7) Therapist- I thought this was an exceptional play to open the second set with. It explored the power dynamics and power shifting between a therapist and her patient and, how these dynamics can shift at a moment’s notice when new information is uncovered and revealed. The plot twists showed an excellent release of information for the audience to connect with and the acting was impeccable, with Richard Carwin providing the biggest personality change. The innocence of the plot and its professional execution made this play a memorable one.
8) Level 2- This play was creative and inventive in a self-reflexive comment on humanity and human behaviour. It broke the fourth wall and made us, the audience, the subjects. The performance wonderfully engaging, a very interesting play to watch.
9) Moonage Daydream- This piece was a happy-go-lucky look into the lives of a married couple after a concert; the drunken confessions, the tired accusations. It was wonderfully hilarious and the actors managed to hold character for the length of the play. They dealt with real issues under the guise of exaggerated topics and the audience loved it.
10) Late for School- This play was so relevant and dark. Its heaviness weighed on me and gave me chills. We followed a stressed school teacher as she went through the motions of dropping her daughter to daycare, surviving school, then realising that perhaps she never got around to dropping her daughter to daycare. The release of information was flawless- for those who were swept along by the play and didn’t predict the ending, the shock factor would’ve been phenomenal. I realised halfway through and so the play then relied on the build-up of tension and suspense. Dramatic irony was carried by an excellent script and magnificent acting by Patricia Rowling.
11) Blabbermouth- A wonderful play held by three characters who’s witty, fast paced repartee engaged the audience with only one word at a time exchanged by each.

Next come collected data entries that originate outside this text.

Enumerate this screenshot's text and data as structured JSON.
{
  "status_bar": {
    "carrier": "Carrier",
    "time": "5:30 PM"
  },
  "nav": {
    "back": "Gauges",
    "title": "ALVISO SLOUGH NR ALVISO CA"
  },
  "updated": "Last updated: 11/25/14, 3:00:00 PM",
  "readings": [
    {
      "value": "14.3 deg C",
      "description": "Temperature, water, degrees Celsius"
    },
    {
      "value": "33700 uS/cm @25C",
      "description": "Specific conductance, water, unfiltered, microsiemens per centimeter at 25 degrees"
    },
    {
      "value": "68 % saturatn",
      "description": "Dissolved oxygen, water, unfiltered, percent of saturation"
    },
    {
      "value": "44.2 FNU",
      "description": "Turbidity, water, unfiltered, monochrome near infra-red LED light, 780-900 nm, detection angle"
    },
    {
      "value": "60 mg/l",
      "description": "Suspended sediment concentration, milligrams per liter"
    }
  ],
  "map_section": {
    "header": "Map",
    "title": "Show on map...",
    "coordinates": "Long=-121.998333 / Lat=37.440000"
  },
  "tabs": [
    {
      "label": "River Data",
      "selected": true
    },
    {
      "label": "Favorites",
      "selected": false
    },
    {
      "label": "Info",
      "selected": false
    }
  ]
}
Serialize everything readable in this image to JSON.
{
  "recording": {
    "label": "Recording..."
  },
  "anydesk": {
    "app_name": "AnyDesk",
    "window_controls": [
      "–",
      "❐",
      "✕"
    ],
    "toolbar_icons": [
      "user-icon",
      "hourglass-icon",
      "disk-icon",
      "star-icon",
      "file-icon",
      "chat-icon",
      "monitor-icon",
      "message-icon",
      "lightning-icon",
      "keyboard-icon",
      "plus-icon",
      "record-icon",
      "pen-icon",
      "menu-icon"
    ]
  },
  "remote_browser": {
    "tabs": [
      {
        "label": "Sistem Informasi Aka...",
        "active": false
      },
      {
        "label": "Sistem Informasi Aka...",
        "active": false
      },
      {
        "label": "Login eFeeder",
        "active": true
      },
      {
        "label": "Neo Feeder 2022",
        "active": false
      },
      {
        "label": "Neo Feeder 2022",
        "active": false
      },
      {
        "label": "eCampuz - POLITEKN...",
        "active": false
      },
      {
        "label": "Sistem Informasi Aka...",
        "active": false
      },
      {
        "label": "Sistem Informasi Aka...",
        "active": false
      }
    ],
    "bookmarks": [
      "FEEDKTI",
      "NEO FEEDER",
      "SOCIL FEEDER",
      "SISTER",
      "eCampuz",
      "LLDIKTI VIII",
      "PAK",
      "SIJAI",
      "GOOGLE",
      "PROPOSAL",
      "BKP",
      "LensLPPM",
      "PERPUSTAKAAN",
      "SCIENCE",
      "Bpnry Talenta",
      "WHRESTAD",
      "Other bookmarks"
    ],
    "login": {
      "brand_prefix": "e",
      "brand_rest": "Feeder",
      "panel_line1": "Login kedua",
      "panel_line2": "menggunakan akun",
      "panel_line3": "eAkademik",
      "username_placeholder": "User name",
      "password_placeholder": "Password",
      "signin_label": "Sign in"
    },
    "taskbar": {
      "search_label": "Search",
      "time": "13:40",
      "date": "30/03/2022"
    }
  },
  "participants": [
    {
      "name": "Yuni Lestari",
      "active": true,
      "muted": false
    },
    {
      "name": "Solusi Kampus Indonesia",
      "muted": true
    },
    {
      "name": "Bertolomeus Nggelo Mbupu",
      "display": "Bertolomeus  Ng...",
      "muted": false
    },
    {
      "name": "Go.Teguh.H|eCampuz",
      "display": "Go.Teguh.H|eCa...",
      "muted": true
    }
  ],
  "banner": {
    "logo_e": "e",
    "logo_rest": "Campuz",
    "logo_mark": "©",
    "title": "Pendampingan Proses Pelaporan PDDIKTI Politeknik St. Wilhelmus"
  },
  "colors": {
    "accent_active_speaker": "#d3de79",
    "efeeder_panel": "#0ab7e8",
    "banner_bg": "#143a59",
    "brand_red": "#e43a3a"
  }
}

The dialogue was excellent and the scripting was totally commendable. There was a great release of information with plot twists and turns, leading the play down unexpected pathways. I thoroughly enjoyed this play.
12) And What A Fine Morning It Is- TO finish of a wonderful night, this performance was a good natured satire of suburban competition- over a white picket fence. The escalation of humour that mirrored the rise in tension, gave us a great look into the pride and dignity of competitive men.
This year’s Gala Finals showcase some of the most professionally executed, original subject matter and talented artists this industry has to offer. I’m very interested in what next year has to offer.